Referensi di dalam bahasa yang menyangkut nama diri digunakan sebagai topik baru (untuk memperkenalkan) atau untuk menegaskan bahwa topik masih sama. Topik yang sudah jelas biasanya dihilangkan atau diganti. Pada kalimat yang panjang, biasanya muncul beberapa predikat dengan subjek yang sama dan subjek menjadi topik juga. Subjek hanya disebutkan satu kali pada permulaan kalimat, lalu diganti dengan acuan (referensi) yang sama. Perhatikan contoh berikut,
(1) Safira kembali ke Indonesia. Dia membeli rumah baru di daerah Kebayoran, dan mulai mengatur hidupnya kembali di tempat baru itu.

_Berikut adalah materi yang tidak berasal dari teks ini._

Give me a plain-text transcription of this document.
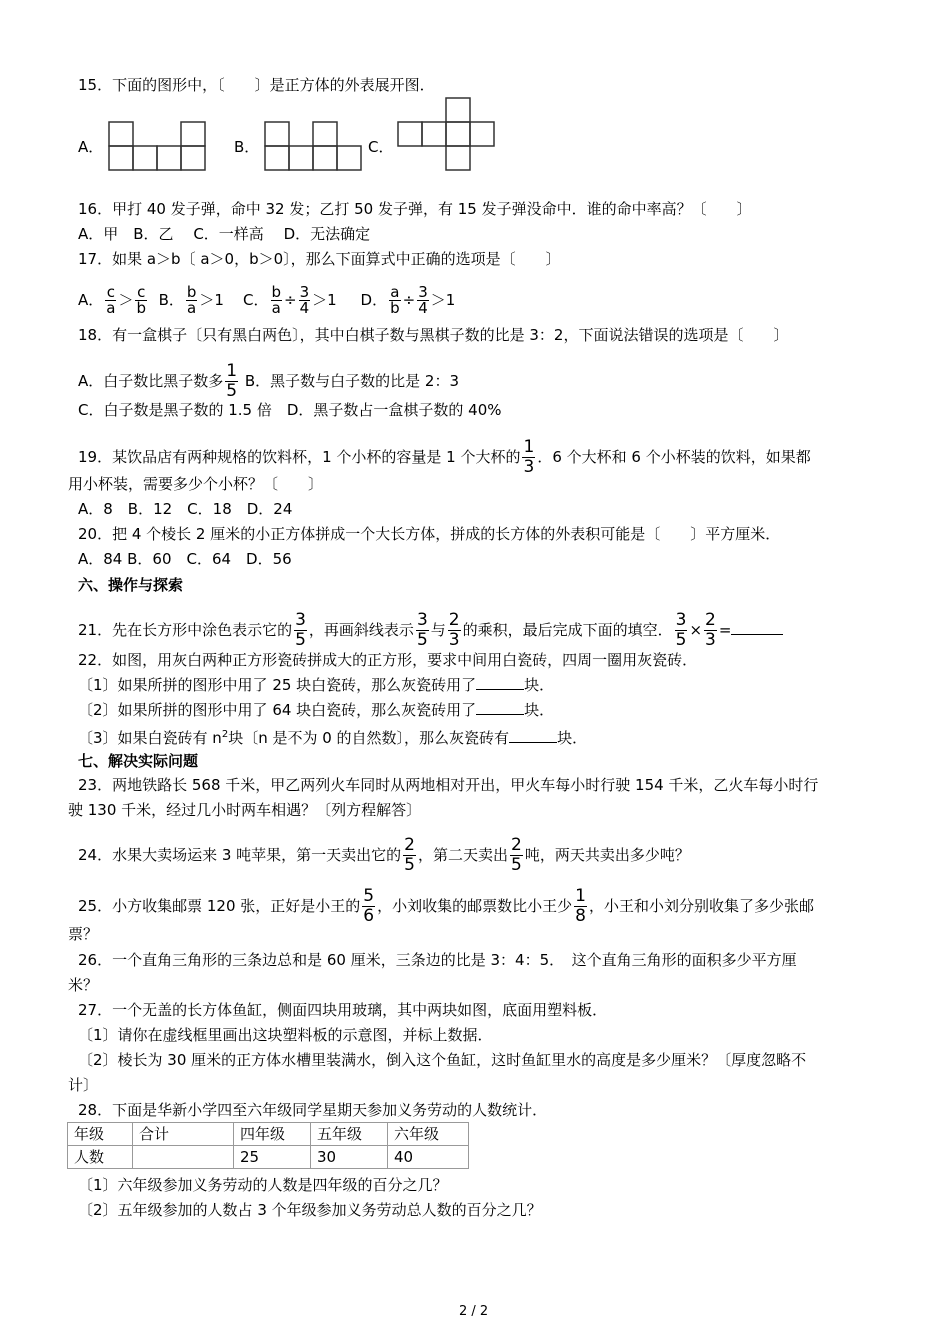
15．下面的图形中，〔　　〕是正方体的外表展开图．
A．	B．	C．
16．甲打 40 发子弹，命中 32 发；乙打 50 发子弹，有 15 发子弹没命中．谁的命中率高？〔　　〕
A．甲　B．乙　 C．一样高　 D．无法确定
17．如果 a＞b〔 a＞0，b＞0〕，那么下面算式中正确的选项是〔　　〕
A． $\frac{c}{a} > \frac{c}{b}$ B． $\frac{b}{a} >1$ C． $\frac{b}{a} \div \frac{3}{4} >1$ D． $\frac{a}{b} \div \frac{3}{4} >1$
18．有一盒棋子〔只有黑白两色〕，其中白棋子数与黑棋子数的比是 3：2，下面说法错误的选项是〔　　〕
A．白子数比黑子数多 $\frac{1}{5}$ B．黑子数与白子数的比是 2：3
C．白子数是黑子数的 1.5 倍　D．黑子数占一盒棋子数的 40%
19．某饮品店有两种规格的饮料杯，1 个小杯的容量是 1 个大杯的 $\frac{1}{3}$ ．6 个大杯和 6 个小杯装的饮料，如果都
用小杯装，需要多少个小杯？〔　　〕
A．8　B．12　C．18　D．24
20．把 4 个棱长 2 厘米的小正方体拼成一个大长方体，拼成的长方体的外表积可能是〔　　〕平方厘米．
A．84 B．60　C．64　D．56
六、操作与探索
21．先在长方形中涂色表示它的 $\frac{3}{5}$ ，再画斜线表示 $\frac{3}{5}$ 与 $\frac{2}{3}$ 的乘积，最后完成下面的填空． $\frac{3}{5} \times \frac{2}{3}$ =
22．如图，用灰白两种正方形瓷砖拼成大的正方形，要求中间用白瓷砖，四周一圈用灰瓷砖．
〔1〕如果所拼的图形中用了 25 块白瓷砖，那么灰瓷砖用了	块．
〔2〕如果所拼的图形中用了 64 块白瓷砖，那么灰瓷砖用了	块．
〔3〕如果白瓷砖有 $n^2$块〔n 是不为 0 的自然数〕，那么灰瓷砖有	块．
七、解决实际问题
23．两地铁路长 568 千米，甲乙两列火车同时从两地相对开出，甲火车每小时行驶 154 千米，乙火车每小时行
驶 130 千米，经过几小时两车相遇？〔列方程解答〕
24．水果大卖场运来 3 吨苹果，第一天卖出它的 $\frac{2}{5}$ ，第二天卖出 $\frac{2}{5}$ 吨，两天共卖出多少吨？
25．小方收集邮票 120 张，正好是小王的 $\frac{5}{6}$ ，小刘收集的邮票数比小王少 $\frac{1}{8}$ ，小王和小刘分别收集了多少张邮
票？
26．一个直角三角形的三条边总和是 60 厘米，三条边的比是 3：4：5．　这个直角三角形的面积多少平方厘
米？
27．一个无盖的长方体鱼缸，侧面四块用玻璃，其中两块如图，底面用塑料板．
〔1〕请你在虚线框里画出这块塑料板的示意图，并标上数据．
〔2〕棱长为 30 厘米的正方体水槽里装满水，倒入这个鱼缸，这时鱼缸里水的高度是多少厘米？〔厚度忽略不
计〕
28．下面是华新小学四至六年级同学星期天参加义务劳动的人数统计．
年级	合计	四年级	五年级	六年级
人数		25	30	40
〔1〕六年级参加义务劳动的人数是四年级的百分之几？
〔2〕五年级参加的人数占 3 个年级参加义务劳动总人数的百分之几？
2 / 2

Pada contoh (1) kata ‘Safira’ merupakan topik yang diletakkan di depan paragraf. Pada kalimat berikutnya topik yang masih sama diulang kembali menggunakan penanda referensial persona ‘dia, dan -nya’, serta penanda referensial demonstratifa ‘itu’. Dengan adanya penanda referensial membuat kepaduan dalam kalimat. Apabila penanda ini dihilangkan berarti topik merupakan informasi yang kurang penting sebagai unsur kesatuan yang suplementer (pelengkap). Bila penanda referensial ini digunakan dalam kalimat tersebut makna akan dijadikan kesatuan terdahulu. Dalam hal ini, pronomina dapat digunakan sebagai referensi dalam bahasa Indonesia.
Pembahasan yang akan dilakukan adalah wacana bentuk tulis dalam surat kabar karena peneliti menduga bahwa wacana tulis dalam surat kabar mempunyai variasi penggunaan penanda referensial. Fungsinya sebagai alat penggabung antarkalimat yang satu dengan yang lain, antara paragraf yang
satu dengan yang lain sehingga membentuk keterkaitan. Penanda kebahasaan itu biasa disebut kohesi referensial.
Adapun pemilihan wacana tulis dalam surat kabar dikarenakan wacana yang terdapat pada surat kabar lebih bervariasi jenisnya. Misalnya terdapat wacana narasi, eksposisi, argumentasi, persuasi. Dengan kevariasian jenis wacana tersebut menjadikan data penelitian berasal dari berbagai jenis wacana. Selain itu, surat kabar adalah sebuah lembaga yang menggunakan bahasa tulis sebagai alat komunikasi. Dengan demikian, penggunaan bahasa selalu diperhatikan untuk membentuk sebuah hubungan dalam sebuah wacana.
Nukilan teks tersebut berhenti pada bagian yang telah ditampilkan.